Compared to what, exactly? The "frontier models" that the report compared DeepSeek to can't be "deployed" by an organization, they can only be used via a hosted API. It's an entirely different security model, and this inappropriate comparison is part of what reveals the irrational bias in this report.

If the report had done a meaningful comparison, it would have found quite similar risks in other models that are more comparable to DeepSeek.

As the OP states, this is nothing more than a hit job, and everyone who worked on it should be embarrassed and ashamed of themselves for participating in such an anti-intellectual exercise.



From page 6 of the NIST "Evaluation of DeepSeek AI Models" report:

    CAISI’s security evaluations (Section 3.3) found that:

    • DeepSeek models were much more likely to follow
      malicious hijacking instructions than evaluated U.S.
      frontier models (GPT-5 and Opus 4). The U.S. open
      weight model evaluated (gpt-oss) matched or exceeded
      the robustness of all DeepSeek models.
   
    • DeepSeek models were highly susceptible to
      jailbreaking attacks. Unlike evaluated frontier and
      open-weight U.S. models, DeepSeek models assisted
      with a majority of evaluated malicious requests in
      domains including harmful biology, hacking, and  
      cybercrime when the request used a well-known
      jailbreaking technique.
Note: gpt-oss is an open weights model (like DeepSeek).

So it would be incorrect for anyone to claim the report doesn't compare DeepSeek to an open-weights model.


I'm going to take this slowly and non-controversially in the hopes of building a foundation for a useful conversation. There are no gotchas or trick questions here.
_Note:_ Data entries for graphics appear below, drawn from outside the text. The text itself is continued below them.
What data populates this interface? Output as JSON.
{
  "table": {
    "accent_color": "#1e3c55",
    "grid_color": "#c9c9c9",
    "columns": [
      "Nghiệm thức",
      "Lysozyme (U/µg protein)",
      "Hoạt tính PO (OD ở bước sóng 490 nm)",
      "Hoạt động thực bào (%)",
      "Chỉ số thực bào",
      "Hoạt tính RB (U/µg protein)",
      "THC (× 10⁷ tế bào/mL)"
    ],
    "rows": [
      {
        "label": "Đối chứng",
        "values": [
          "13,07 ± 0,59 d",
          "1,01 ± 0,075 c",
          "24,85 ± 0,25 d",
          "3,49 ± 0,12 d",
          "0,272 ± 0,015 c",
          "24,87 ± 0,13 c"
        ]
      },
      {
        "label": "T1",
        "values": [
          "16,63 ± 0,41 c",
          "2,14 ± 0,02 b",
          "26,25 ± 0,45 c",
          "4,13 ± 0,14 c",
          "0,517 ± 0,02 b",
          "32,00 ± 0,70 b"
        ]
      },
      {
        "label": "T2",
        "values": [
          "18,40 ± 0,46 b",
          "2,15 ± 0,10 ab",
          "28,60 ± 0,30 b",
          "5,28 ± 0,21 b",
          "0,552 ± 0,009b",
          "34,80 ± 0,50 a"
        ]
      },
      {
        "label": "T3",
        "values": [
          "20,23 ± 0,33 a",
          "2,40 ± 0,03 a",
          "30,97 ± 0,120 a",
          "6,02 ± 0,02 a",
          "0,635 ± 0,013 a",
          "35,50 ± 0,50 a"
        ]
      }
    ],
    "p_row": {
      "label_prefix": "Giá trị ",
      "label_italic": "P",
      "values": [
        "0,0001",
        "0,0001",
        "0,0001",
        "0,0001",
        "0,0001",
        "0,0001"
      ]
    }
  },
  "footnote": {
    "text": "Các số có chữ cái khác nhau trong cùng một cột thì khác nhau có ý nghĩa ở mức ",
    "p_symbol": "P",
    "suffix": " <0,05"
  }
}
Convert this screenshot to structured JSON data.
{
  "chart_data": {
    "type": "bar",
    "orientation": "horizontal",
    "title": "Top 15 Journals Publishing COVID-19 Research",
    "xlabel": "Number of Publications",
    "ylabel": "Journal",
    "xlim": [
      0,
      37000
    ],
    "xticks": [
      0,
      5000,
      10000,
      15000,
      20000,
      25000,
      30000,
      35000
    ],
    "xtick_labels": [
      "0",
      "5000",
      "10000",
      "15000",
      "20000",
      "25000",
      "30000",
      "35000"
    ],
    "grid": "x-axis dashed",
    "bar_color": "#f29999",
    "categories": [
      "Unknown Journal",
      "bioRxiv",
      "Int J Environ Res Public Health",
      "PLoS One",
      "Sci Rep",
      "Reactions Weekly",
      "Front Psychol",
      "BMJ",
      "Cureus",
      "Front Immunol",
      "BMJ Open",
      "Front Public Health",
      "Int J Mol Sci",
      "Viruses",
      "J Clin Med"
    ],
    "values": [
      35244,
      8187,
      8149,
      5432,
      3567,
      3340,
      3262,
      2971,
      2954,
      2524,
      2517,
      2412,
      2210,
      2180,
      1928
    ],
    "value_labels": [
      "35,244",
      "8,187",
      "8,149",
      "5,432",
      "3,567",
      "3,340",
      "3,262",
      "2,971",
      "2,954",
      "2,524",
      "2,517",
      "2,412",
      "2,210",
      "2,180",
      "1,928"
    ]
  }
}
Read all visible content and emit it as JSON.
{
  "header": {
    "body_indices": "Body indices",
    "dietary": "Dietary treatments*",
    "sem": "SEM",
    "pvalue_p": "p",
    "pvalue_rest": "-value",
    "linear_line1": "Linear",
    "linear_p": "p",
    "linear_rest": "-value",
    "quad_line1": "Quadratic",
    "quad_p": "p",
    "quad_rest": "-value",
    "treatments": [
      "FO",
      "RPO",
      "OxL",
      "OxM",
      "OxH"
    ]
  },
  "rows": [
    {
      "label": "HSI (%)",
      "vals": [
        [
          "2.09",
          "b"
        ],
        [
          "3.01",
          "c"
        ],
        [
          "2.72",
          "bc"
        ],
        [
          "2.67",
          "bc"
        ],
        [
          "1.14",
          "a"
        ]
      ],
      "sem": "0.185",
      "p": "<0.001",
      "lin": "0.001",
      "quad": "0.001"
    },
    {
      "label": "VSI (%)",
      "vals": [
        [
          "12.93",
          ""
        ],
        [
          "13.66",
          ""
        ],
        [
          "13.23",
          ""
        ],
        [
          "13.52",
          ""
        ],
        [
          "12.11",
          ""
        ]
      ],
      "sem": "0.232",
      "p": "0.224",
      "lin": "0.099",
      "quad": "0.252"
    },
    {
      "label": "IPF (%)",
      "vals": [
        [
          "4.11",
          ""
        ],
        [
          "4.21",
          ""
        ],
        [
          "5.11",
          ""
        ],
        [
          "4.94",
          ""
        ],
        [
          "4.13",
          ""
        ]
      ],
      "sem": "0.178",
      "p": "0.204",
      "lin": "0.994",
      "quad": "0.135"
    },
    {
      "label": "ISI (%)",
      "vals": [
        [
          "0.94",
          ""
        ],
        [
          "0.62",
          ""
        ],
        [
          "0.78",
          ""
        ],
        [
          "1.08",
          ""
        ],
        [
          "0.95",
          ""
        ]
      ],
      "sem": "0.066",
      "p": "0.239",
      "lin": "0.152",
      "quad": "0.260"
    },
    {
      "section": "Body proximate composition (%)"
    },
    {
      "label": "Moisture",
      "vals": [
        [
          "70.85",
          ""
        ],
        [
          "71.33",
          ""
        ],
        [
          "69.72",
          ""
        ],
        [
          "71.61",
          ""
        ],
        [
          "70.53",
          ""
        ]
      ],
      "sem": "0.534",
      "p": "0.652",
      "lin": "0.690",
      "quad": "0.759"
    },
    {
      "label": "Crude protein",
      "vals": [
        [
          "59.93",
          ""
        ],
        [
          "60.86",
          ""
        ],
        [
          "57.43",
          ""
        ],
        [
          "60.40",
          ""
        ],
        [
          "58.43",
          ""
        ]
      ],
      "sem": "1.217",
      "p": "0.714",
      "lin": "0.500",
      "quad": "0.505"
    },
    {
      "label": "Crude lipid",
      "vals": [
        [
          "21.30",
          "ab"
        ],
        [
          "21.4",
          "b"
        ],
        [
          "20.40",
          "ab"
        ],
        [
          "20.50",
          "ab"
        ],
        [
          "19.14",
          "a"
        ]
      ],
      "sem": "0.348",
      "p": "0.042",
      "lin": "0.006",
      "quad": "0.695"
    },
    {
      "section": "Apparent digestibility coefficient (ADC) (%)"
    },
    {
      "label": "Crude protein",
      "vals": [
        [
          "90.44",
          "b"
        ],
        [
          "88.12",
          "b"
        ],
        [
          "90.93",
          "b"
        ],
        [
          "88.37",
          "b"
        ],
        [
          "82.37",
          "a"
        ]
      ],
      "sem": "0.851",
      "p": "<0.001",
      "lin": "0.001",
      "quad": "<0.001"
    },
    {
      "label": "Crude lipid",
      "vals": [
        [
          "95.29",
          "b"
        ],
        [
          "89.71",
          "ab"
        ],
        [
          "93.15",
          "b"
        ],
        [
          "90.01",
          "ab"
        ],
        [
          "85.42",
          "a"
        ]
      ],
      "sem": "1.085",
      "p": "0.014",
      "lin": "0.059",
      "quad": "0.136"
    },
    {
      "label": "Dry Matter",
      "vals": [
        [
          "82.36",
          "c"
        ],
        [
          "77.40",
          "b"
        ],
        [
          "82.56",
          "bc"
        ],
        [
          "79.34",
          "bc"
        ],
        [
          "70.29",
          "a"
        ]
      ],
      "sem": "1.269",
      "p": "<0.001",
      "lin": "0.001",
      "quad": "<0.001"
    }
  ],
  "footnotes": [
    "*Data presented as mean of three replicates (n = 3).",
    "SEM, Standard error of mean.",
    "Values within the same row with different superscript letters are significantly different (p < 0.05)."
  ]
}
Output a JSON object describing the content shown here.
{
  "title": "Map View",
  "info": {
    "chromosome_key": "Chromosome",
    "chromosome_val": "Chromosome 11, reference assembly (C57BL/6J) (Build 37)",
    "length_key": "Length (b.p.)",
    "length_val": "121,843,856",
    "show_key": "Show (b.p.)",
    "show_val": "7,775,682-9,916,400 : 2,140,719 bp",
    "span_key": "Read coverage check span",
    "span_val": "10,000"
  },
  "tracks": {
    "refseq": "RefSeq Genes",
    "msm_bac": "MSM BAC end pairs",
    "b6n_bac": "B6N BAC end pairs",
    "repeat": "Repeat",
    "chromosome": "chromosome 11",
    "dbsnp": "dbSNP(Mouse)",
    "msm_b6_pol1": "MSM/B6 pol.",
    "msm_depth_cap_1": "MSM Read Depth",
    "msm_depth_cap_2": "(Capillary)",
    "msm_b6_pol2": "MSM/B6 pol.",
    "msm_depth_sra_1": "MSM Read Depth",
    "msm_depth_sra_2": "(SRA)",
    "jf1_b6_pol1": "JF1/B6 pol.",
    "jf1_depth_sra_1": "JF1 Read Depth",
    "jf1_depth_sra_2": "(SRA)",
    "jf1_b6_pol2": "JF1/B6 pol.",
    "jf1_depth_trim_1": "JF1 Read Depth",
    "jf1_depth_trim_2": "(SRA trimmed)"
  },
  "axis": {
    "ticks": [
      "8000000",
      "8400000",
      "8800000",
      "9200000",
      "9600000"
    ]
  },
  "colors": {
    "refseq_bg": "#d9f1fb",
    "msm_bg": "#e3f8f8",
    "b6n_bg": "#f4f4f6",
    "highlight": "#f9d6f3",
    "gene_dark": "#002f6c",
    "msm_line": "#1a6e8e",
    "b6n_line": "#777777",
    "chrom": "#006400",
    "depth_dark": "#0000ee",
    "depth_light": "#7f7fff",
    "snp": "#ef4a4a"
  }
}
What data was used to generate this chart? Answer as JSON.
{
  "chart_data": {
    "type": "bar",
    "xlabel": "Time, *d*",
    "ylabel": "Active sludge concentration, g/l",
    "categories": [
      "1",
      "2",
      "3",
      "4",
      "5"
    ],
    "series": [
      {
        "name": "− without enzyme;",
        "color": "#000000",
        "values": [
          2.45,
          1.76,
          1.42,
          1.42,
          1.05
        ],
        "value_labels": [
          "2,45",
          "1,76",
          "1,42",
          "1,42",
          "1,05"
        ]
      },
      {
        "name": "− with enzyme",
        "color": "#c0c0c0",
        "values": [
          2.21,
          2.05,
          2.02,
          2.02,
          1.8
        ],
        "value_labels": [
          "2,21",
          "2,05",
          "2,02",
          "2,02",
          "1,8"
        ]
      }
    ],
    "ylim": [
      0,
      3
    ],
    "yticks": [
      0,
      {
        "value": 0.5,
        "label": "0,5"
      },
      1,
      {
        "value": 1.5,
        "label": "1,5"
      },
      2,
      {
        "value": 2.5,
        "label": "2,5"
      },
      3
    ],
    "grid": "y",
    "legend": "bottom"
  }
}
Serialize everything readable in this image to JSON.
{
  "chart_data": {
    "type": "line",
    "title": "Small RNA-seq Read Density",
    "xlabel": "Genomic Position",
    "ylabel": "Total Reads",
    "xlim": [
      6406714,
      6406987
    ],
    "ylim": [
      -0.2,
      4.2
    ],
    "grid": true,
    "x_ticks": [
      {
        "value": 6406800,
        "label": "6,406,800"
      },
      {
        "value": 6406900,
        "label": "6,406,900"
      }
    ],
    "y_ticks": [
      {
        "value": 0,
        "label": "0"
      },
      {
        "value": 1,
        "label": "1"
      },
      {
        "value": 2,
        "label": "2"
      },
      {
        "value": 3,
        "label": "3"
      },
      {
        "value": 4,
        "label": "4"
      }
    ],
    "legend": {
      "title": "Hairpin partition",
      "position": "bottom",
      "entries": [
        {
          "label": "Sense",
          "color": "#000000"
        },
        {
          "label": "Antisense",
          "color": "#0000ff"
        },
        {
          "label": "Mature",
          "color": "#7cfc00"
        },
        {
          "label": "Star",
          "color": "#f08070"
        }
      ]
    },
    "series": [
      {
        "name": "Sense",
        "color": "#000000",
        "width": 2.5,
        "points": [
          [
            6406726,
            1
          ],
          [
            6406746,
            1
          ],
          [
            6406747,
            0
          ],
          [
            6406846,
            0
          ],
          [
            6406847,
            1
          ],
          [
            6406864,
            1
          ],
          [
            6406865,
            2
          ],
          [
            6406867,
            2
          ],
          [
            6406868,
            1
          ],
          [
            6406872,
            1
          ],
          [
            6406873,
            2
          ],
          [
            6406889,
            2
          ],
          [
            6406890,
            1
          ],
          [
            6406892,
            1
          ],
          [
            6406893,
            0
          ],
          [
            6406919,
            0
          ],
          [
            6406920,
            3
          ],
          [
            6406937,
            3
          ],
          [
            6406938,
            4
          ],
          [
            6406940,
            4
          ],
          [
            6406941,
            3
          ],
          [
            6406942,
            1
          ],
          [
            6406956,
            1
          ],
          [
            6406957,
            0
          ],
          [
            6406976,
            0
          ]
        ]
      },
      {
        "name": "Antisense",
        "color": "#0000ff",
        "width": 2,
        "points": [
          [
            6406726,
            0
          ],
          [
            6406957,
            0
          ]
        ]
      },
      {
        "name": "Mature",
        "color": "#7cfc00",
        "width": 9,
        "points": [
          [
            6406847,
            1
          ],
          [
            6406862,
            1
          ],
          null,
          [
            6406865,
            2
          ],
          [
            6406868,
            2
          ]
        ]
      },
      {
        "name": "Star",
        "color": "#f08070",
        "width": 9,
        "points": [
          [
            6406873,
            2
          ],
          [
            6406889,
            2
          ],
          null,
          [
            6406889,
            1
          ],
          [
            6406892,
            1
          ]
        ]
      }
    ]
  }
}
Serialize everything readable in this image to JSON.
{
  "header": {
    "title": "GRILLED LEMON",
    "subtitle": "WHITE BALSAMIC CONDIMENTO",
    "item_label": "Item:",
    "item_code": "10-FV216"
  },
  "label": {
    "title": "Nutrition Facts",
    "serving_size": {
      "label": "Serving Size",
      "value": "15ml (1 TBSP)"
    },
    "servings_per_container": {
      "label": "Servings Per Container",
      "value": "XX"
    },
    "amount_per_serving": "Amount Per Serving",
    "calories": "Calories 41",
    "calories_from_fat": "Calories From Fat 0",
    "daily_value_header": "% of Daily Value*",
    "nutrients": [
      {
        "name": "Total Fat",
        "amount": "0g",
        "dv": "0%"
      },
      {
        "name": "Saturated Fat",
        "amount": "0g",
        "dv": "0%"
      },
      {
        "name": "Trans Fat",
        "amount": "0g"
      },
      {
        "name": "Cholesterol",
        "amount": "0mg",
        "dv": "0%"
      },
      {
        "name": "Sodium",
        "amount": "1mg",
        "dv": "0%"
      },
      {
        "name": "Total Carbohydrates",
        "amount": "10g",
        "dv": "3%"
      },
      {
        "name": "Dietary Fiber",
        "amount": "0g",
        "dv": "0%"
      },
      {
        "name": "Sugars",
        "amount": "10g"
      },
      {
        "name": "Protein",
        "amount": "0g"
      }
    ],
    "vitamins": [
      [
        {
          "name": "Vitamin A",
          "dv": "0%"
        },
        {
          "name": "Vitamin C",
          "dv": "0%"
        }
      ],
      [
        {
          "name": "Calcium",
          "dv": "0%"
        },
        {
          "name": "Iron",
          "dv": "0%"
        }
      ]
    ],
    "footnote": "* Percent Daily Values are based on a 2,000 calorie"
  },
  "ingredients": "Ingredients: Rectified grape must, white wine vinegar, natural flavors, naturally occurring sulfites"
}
1. Deploying any LLM where a person can use them (whether an employee or customer) has risks. Agree?

2. The report talks about risks. Agree?

3. There are various ways to compare risk levels. Agree?

4. One can compare the risk relative to: (a) not deploying an LLM at all; (b) deploying another kind of LLM; (c) some other ways. Agree?

If you can't honestly answer "yes" to these questions, this suggests to me there is no point in continuing the conversation.

xpe 67 days ago [flagged] | | [–]

> As the OP states, this is nothing more than a hit job, and everyone who worked on it should be embarrassed and ashamed of themselves for participating in such an anti-intellectual exercise.

You are repeating the same claims, with the exception of adding insults. I can see you care, which is good, but the way you are going about it is painful to watch.

Can a person with the right intentions but misguided reasoning be as dangerous as someone with malign intentions but strong reasoning? Sure. For one, the latter can manipulate the former.


I'll propose through a simple scenario: An organization wants to compare the risks of deploying a user-facing application backed by an LLM. Let's say they are comparing two LLM options:

1. a self-deployed open-weight LLM (such as DeepSeek)

2. a hosted LLM (such as Claude)

Do you understand the scenario?

Claim: When assessing this scenario, it is reasonable to compare risks, including both hijacking and jailbreaking attacks. Why? It is simple; both can occur! Agree? If not, why not?

I ask you discuss good faith without making unsupported claims or repeating yourself.